No tuvo que decirlo dos veces. Cogimos el cartucho y despachamos en un momento el contenido. Mano a mano. Curiosamente, volvía el abuelo de echar  del corredor a las gallinas y nos sorprendió  comiendo las galletas. “Pero boeno, as galletas eran para a avoa ou para vós…polo que vexo, a min non me deixastes ni tan xiquera a proba”. Pero no era así. El abuelo aún llegó a tiempo de enterarse y sumarse a la fiesta. Y aún pudo comer una de cada. Por lo menos.

Aquello fue la primera parte de los encargos que teníamos que hacer. Esperamos  a que el tío Maestro se asomase a la ventana y comentarle lo del tintero y la pluma.  “Claro que teño ¿Cómo non vai ter un maestro un tinteiro é una pluma? ¡A ver! Decirlle ó avó qué chega mais alto ca vós, que mo colla pola ventana”.
Resolvimos. Con todo el material sobre la mesa grande de dentro, la mesa de las grandes comidas, me dispuse a escribir a mi madre, bajo la atenta y expectante mirada de Antonio, viendo una operación novedosa como era la de escribir una carta. Lo primero, metí la pluma en el tintero, comprobé que estaba húmeda y la llevé al papel.  Recordé lo que me decían las monjas en el colegio, “cuando se  escribe una carta lo primero que se pone es una cruz en todo lo alto” . “E por qué pos iso?”, preguntó Antonio;  “Porque los católicos lo hacemos así”, le contesté. Antonio calló. Yo seguí escribiendo: 
Medeiros, 26 de agosto de 1946.
“Queridos papás, espero que os encontréis bien y que Paquito esté mucho mejor, aquí estamos todos  bien”. Ya estaba en marcha el escrito. Me quedé pensando.
Foto:Saramarfer
Falalle da festa”  medió Antonio. Era buena idea. “Sabréis que tuvimos la fiesta del 15, con procesión, y echaron fuegos. Tenían poca subida y por poco estoupan  algunos de ellos en la cabeza de la gente, algunos se libraron porque corrieron. Hasta una bomba entró en una huerta y rompió berzas y todo”.  “Fala da música” seguía apuntando Antonio. “Tuvimos banda de música pero era muy pequeña dijeron que era cosa de cuartos, que no los tenían y por  eso vinieron pocos músicos”.

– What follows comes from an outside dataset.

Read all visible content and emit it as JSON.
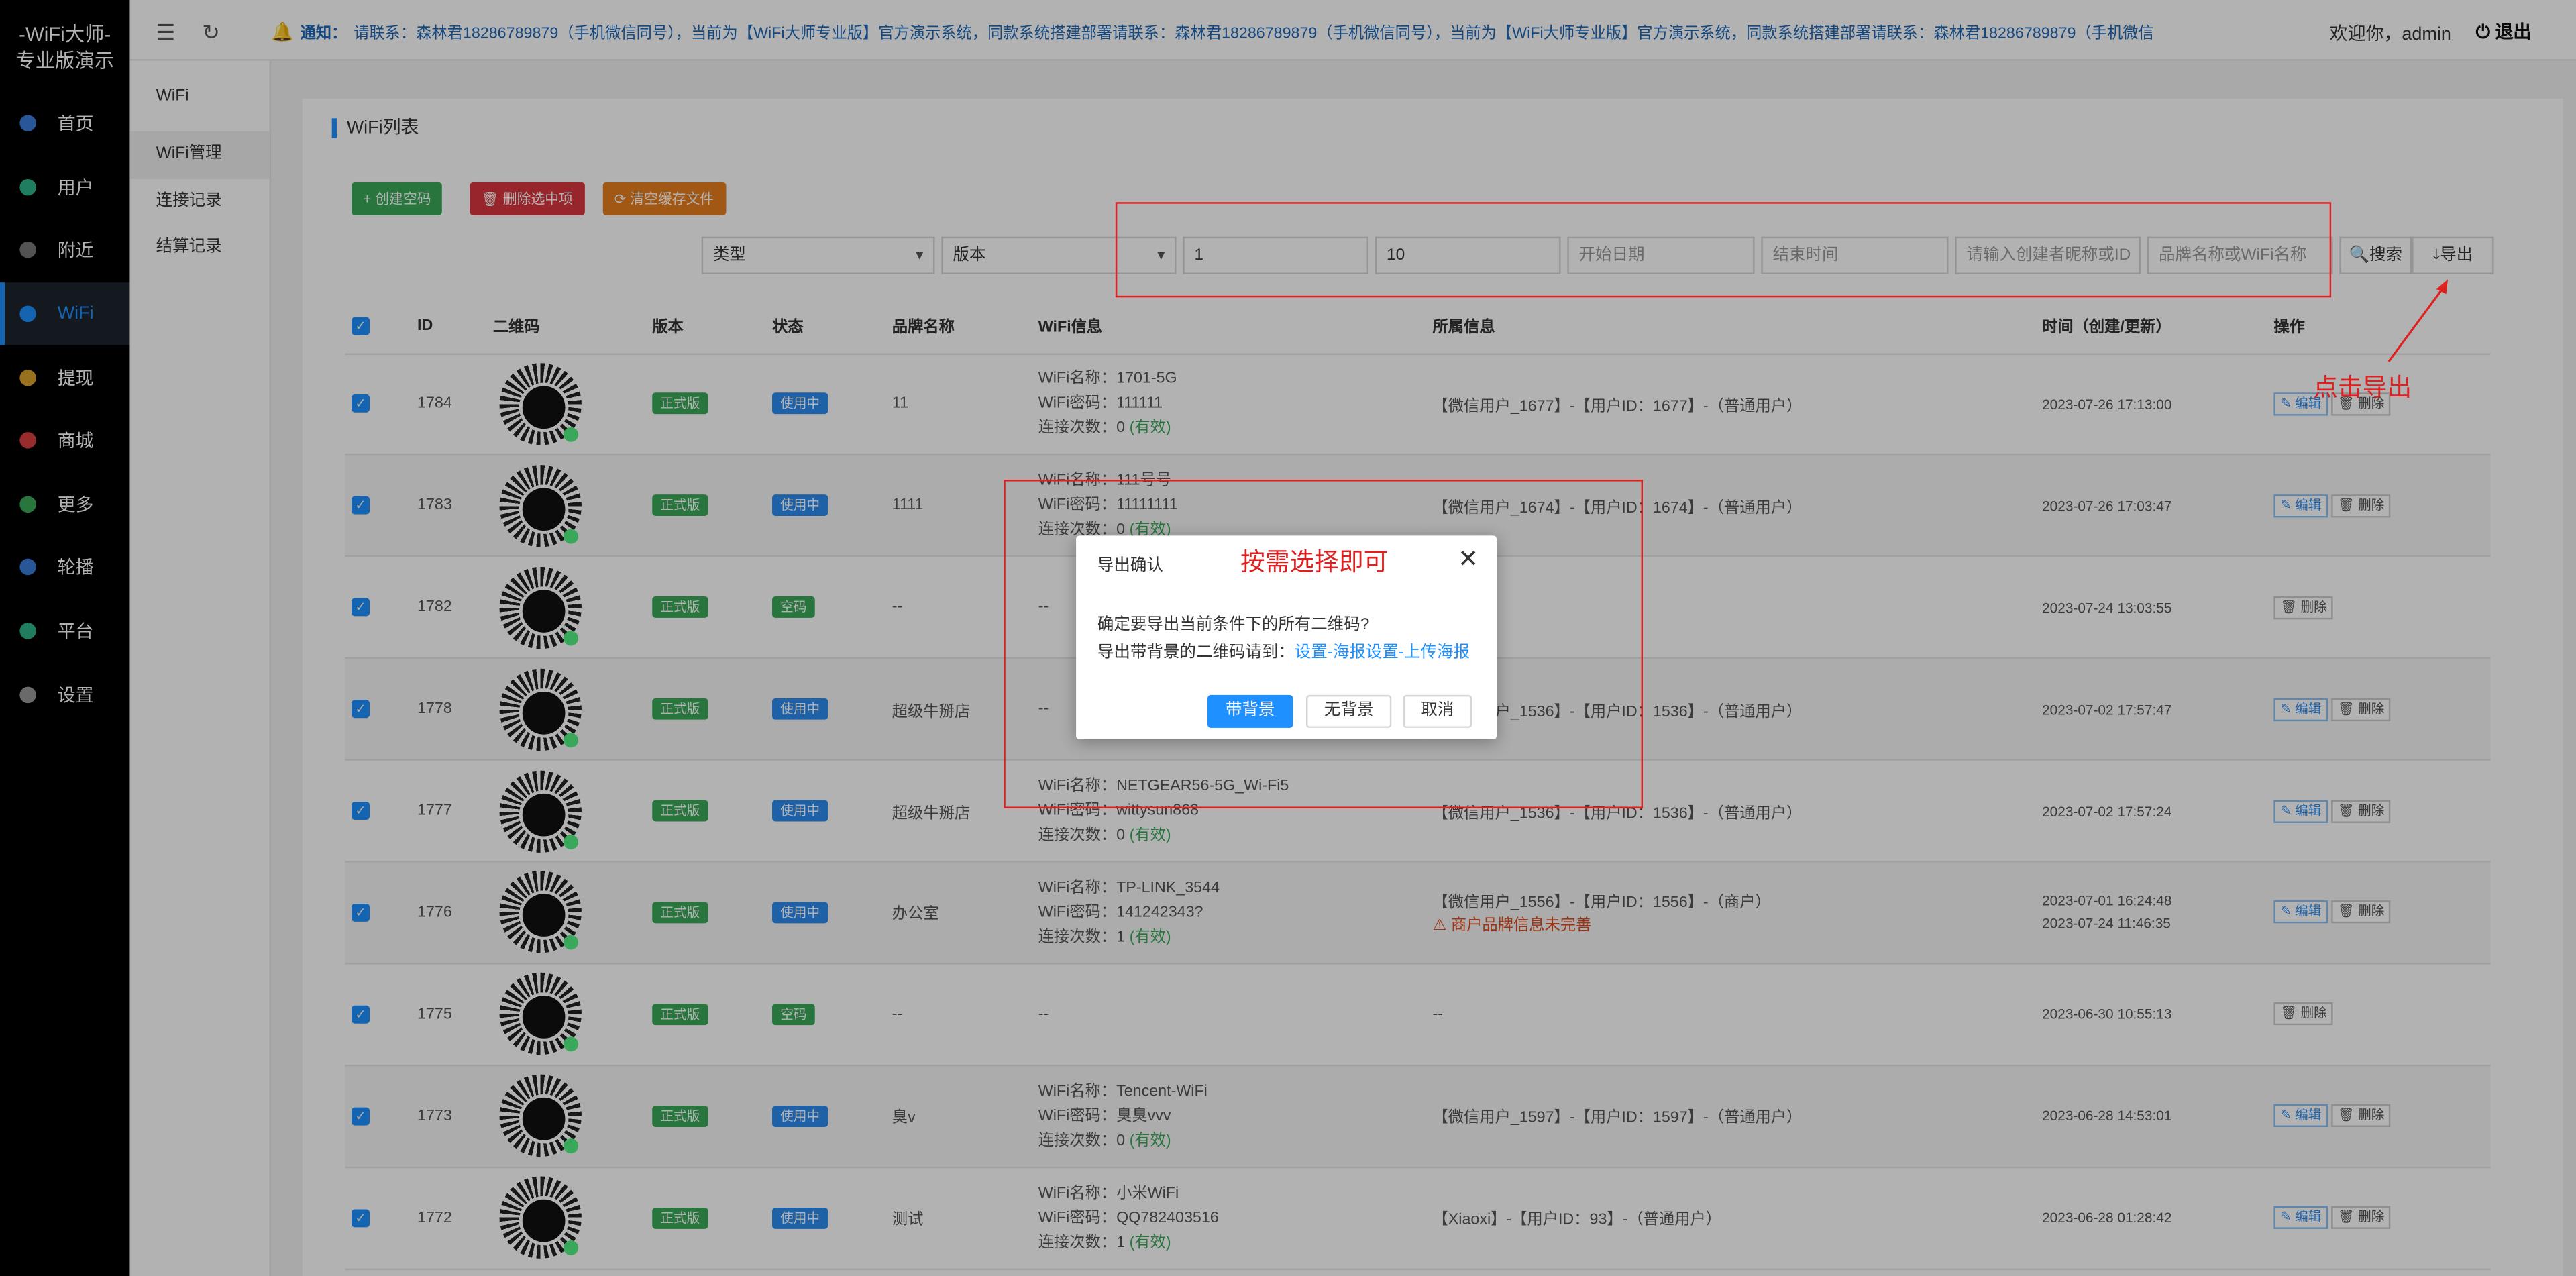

“Comimos en casa del tio Domingos, comimos vitela y queríamos comer postre. El tío compró una sandía muy grande para que llegara para todos, pero no pudimos comerla porque la traía para casa el primo Pepe, venía jugando con ella  pero se le escapó de la mano y se esnacó contra una piedra grande del camino, nos quedamos sin sandía y el tio Domingos cuando lo vió se cansó de decir pecados y Pepe de correr… la tía Estrella arregló lo del postre...”

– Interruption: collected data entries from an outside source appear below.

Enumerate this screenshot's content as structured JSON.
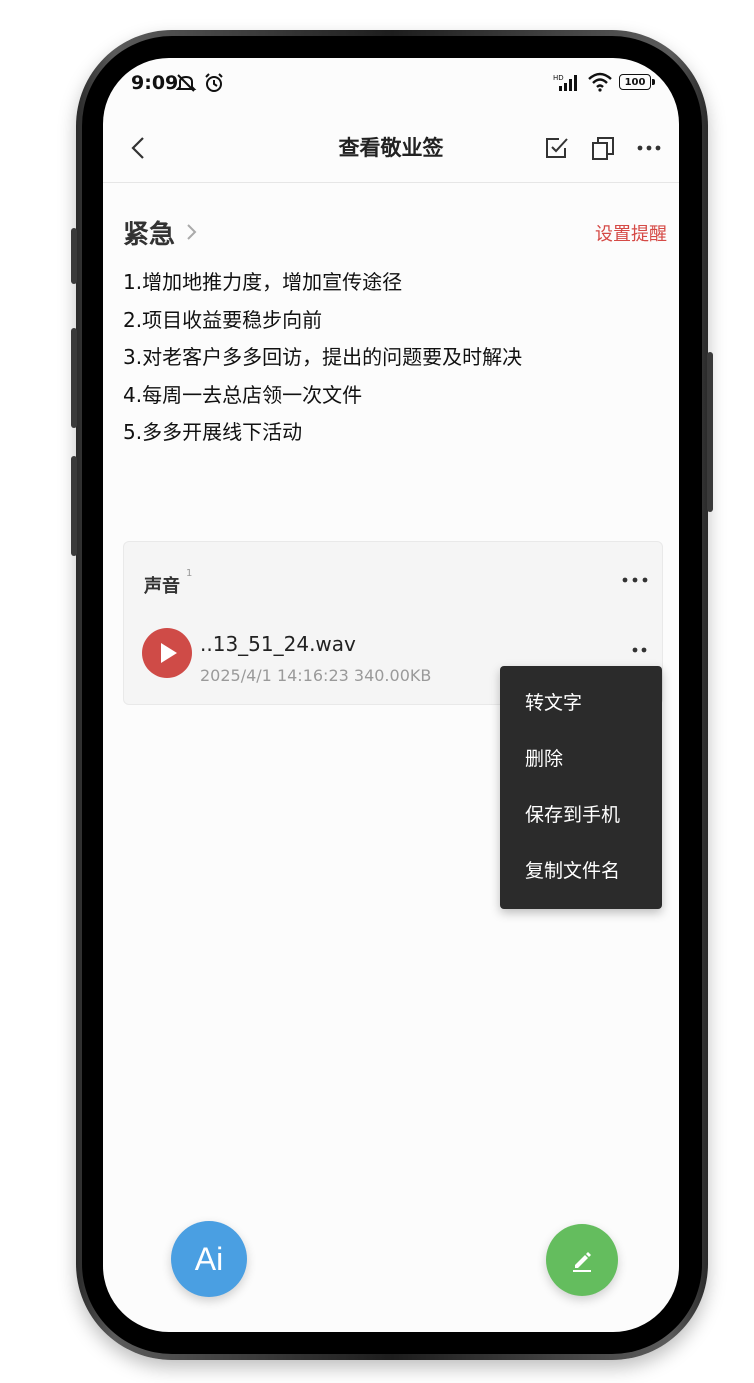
{
  "status_bar": {
    "time": "9:09",
    "left_icons": [
      "mute-notification-icon",
      "alarm-icon"
    ],
    "right_icons": [
      "hd-signal-icon",
      "wifi-icon",
      "battery-icon"
    ],
    "battery_level": "100"
  },
  "nav": {
    "title": "查看敬业签",
    "back_icon": "chevron-left-icon",
    "actions": [
      "checkbox-icon",
      "copy-icon",
      "more-icon"
    ]
  },
  "note": {
    "category": "紧急",
    "reminder_label": "设置提醒",
    "lines": [
      "1.增加地推力度，增加宣传途径",
      "2.项目收益要稳步向前",
      "3.对老客户多多回访，提出的问题要及时解决",
      "4.每周一去总店领一次文件",
      "5.多多开展线下活动"
    ]
  },
  "attachments": {
    "title": "声音",
    "count": "1",
    "item": {
      "file_name": "..13_51_24.wav",
      "meta": "2025/4/1 14:16:23 340.00KB"
    }
  },
  "context_menu": {
    "items": [
      "转文字",
      "删除",
      "保存到手机",
      "复制文件名"
    ]
  },
  "fab": {
    "ai_label": "Ai",
    "edit_icon": "pen-icon"
  },
  "colors": {
    "accent_red": "#d54a46",
    "play_red": "#cf4b47",
    "fab_blue": "#4a9fe2",
    "fab_green": "#64bd5e",
    "menu_bg": "#2b2b2b"
  }
}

Eu penso que debías poñer algo do lume da aira”.  Otra buena idea. “El dia de la fiesta ardió de noche la aira. La gente se disgustó tanto que hasta  había mujeres que  lloraban. No se sabe porque ardió, pero el pedáneo dijo que si ardió fue porque le chiscaron”.  “Oye Antonio, que me olvidaba, tengo que decirle a mamá que felicitamos a la abuela”. Añadió Antonio: “E que lle compramos un regalo…boeno, non costou nada, pero…
“Mamá, como dijiste felicité a la abuela y no nos costó nada un regalo de galletas. Y es que  no nos cobró el tío Julio. Estaban muy ricas, la abuela nos dijo que las comiéramos Antonio y yo. 
Bueno, besos para todos. 
Manolito”.
Las cartas que llegaban y salían de la familia de Medeiros no costaba nada enviarlas. Venían a nombre del carteiro  y era el tío Domingos quien las mandaba. Y como trabajador de Correos, no necesitaban sello. Eso también salía barato. Como el regalo de la abuela. Daba gusto.